THE SONG OF THE SWAN.

                  “——­If I were on that shore,
          I should live there and not die, but sing evermore.” 
                                             JEAN INGELOW.

“About here will do, I should think—­eh, Monsieur Frog?” said Hugh, resting on his oars half-way to the island.  But there was no answer.  The frog had disappeared.

“What a queer way all these creatures behave, don’t they, Jeanne?” he said.  “First Dudu, then Houpet and the others.  They go off all of a sudden in the oddest way.”
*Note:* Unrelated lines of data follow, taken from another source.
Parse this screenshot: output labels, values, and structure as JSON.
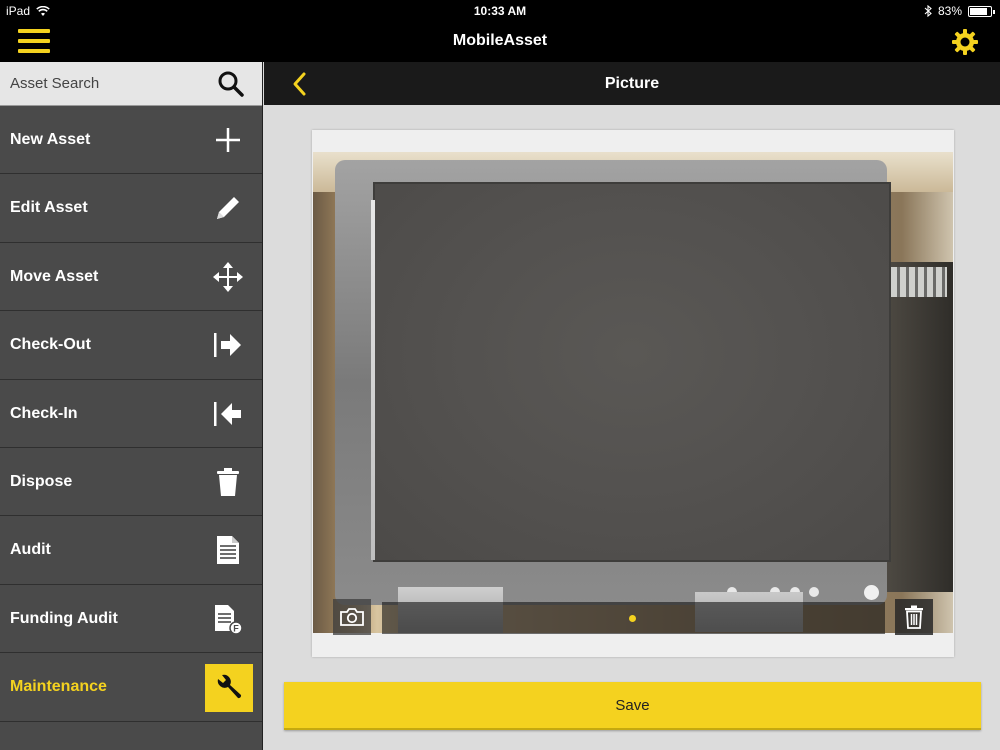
{
  "status_bar": {
    "device": "iPad",
    "time": "10:33 AM",
    "battery": "83%",
    "battery_level": 0.83
  },
  "nav": {
    "title": "MobileAsset"
  },
  "sidebar": {
    "search_placeholder": "Asset Search",
    "items": [
      {
        "label": "New Asset",
        "icon": "plus-icon"
      },
      {
        "label": "Edit Asset",
        "icon": "pencil-icon"
      },
      {
        "label": "Move Asset",
        "icon": "move-arrows-icon"
      },
      {
        "label": "Check-Out",
        "icon": "check-out-arrow-icon"
      },
      {
        "label": "Check-In",
        "icon": "check-in-arrow-icon"
      },
      {
        "label": "Dispose",
        "icon": "trash-icon"
      },
      {
        "label": "Audit",
        "icon": "document-icon"
      },
      {
        "label": "Funding Audit",
        "icon": "funding-document-icon"
      },
      {
        "label": "Maintenance",
        "icon": "wrench-icon",
        "active": true
      }
    ]
  },
  "content": {
    "title": "Picture",
    "save_label": "Save",
    "photo_description": "Computer monitor photo",
    "page_count": 1,
    "current_page": 1
  },
  "colors": {
    "accent": "#f4d21f",
    "sidebar_bg": "#4a4a4a",
    "bar_bg": "#000000"
  }
}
“I suppose they have to go when we don’t need them any more,” said Jeanne.  “I daresay they are obliged to.”

“Who obliges them?” said Hugh.

“Oh, I don’t know!  The fairies, I suppose,” said Jeanne.

“Was it the fairies you meant when you kept saying ’they’?” asked Hugh.

“I don’t know—­perhaps—­it’s no use asking me,” said Jeanne.  “Fairies, or dream-spirits, or something like that.  Never mind who they are if they give us nice things.  I am sure the frogs have been very kind, haven’t they?”

“Yes; you won’t be so afraid of them now, will you, Jeanne?”

“Oh, I don’t know.  I daresay I shall be, for they’re quite different from our frogs.  Ours aren’t so bright green, and their eyes aren’t red, and they can’t talk.  Oh no, our frogs are quite different from theirs, Cheri,” she added with profound conviction.

“Just like our trees and everything else, I suppose,” said Hugh.  “Certainly this is a funny country.  But hush, Jeanne!  I believe the concert’s going to begin.”